Can forest dieback and tree death be predicted by prior changes in wood anatomy?

Climate warming is expected to amplify drought stress resulting in more intense and widespread dieback episodes and increasing mortality rates. Studies on quantitative wood anatomy and dendrochronology have demonstrated their potential to supply useful information on the causes of tree decline, although this approach is basically observational and retrospective. Moreover, the long-term reconstruction of wood anatomical features, strictly linked to the evolution of xylem anatomy plasticity through time, allow investigating hydraulic adjustments of trees. In this study, we analyzed wood-anatomical variables in two Italian oak forests where recent episodes of dieback and mortality have been reported. We analyzed in coexisting now-dead and living trees the following wood-anatomical variables: annual tree-ring area, earlywood (EW) and latewood (LW) areas, absolute and relative (%) areas occupied by vessels in the EW and LW, EW and LW vessel areas, EW and LW vessel density and vessel diameter classification. We also calculated the hydraulic diameter (Dh) for all vessels measured within each ring by weighting individual conduit diameters to correspond to the average Hagen-Poiseuille lumen theoretical hydraulic conductivity for a vessel size.
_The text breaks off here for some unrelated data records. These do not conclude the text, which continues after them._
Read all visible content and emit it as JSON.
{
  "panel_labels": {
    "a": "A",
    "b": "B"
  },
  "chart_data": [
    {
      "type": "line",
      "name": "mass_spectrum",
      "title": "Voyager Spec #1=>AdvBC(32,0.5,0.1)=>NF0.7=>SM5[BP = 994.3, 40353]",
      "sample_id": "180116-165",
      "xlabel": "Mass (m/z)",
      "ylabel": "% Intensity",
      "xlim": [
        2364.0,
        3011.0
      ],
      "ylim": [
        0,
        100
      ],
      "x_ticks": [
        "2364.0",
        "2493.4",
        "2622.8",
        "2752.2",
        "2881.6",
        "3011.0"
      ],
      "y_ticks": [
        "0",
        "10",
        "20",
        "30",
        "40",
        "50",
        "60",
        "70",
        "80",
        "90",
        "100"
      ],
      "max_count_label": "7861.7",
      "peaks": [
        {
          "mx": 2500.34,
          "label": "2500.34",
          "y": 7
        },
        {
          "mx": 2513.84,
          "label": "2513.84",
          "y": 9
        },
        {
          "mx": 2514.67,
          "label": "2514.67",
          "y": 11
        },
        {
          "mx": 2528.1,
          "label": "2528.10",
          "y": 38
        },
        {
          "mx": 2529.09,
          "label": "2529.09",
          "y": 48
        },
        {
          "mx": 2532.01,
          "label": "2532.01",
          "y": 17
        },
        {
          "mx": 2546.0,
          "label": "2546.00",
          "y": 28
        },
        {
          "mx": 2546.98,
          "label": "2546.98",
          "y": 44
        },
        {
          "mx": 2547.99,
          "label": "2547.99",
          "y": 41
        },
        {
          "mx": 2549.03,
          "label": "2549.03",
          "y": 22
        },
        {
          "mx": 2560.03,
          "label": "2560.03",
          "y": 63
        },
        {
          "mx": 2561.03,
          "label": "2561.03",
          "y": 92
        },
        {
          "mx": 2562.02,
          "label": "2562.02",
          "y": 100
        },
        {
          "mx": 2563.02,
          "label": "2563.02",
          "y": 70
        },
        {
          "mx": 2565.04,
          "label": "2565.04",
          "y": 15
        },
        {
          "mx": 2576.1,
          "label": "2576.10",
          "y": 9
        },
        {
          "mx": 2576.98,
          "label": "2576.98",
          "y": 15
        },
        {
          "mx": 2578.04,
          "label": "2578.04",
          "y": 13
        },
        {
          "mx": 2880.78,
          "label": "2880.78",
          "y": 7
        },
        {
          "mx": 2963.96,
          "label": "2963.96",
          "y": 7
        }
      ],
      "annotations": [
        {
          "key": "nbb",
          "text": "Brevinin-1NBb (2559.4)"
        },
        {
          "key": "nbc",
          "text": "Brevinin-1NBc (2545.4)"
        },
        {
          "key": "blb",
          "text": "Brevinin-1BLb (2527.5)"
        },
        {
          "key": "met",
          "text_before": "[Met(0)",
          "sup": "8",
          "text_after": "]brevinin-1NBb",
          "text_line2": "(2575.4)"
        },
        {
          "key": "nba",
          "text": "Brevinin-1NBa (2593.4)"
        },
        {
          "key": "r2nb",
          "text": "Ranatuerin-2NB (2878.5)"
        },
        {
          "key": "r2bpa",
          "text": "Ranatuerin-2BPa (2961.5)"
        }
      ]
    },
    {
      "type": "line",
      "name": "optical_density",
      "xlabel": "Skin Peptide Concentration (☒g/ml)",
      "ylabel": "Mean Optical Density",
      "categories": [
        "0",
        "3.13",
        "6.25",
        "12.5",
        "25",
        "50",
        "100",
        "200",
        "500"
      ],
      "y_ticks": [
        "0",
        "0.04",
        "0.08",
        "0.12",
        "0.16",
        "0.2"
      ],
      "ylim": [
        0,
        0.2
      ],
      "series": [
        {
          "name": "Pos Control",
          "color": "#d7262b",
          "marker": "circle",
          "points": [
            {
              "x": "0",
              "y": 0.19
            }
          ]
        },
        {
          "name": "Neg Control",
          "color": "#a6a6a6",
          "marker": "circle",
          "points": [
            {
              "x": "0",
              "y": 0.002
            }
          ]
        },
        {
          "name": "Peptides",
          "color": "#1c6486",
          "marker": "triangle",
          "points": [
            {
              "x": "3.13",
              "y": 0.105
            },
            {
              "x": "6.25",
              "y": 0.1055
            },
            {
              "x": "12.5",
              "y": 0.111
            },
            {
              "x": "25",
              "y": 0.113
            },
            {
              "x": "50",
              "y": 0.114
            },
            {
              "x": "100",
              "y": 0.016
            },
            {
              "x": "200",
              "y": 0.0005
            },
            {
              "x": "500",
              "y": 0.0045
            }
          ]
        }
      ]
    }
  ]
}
Wood-anatomical analyses showed that declining and dead trees were more sensitive to drought stress compared to non declining trees, indicating different susceptibility to water shortage between trees. Dead trees did not form earlywood vessels with smaller lumen diameter than surviving trees but tended to form wider latewood vessels with a higher percentage of vessel area. We discuss the results and implications focusing on those proved more sensitive to the phenomena of decline and mortality.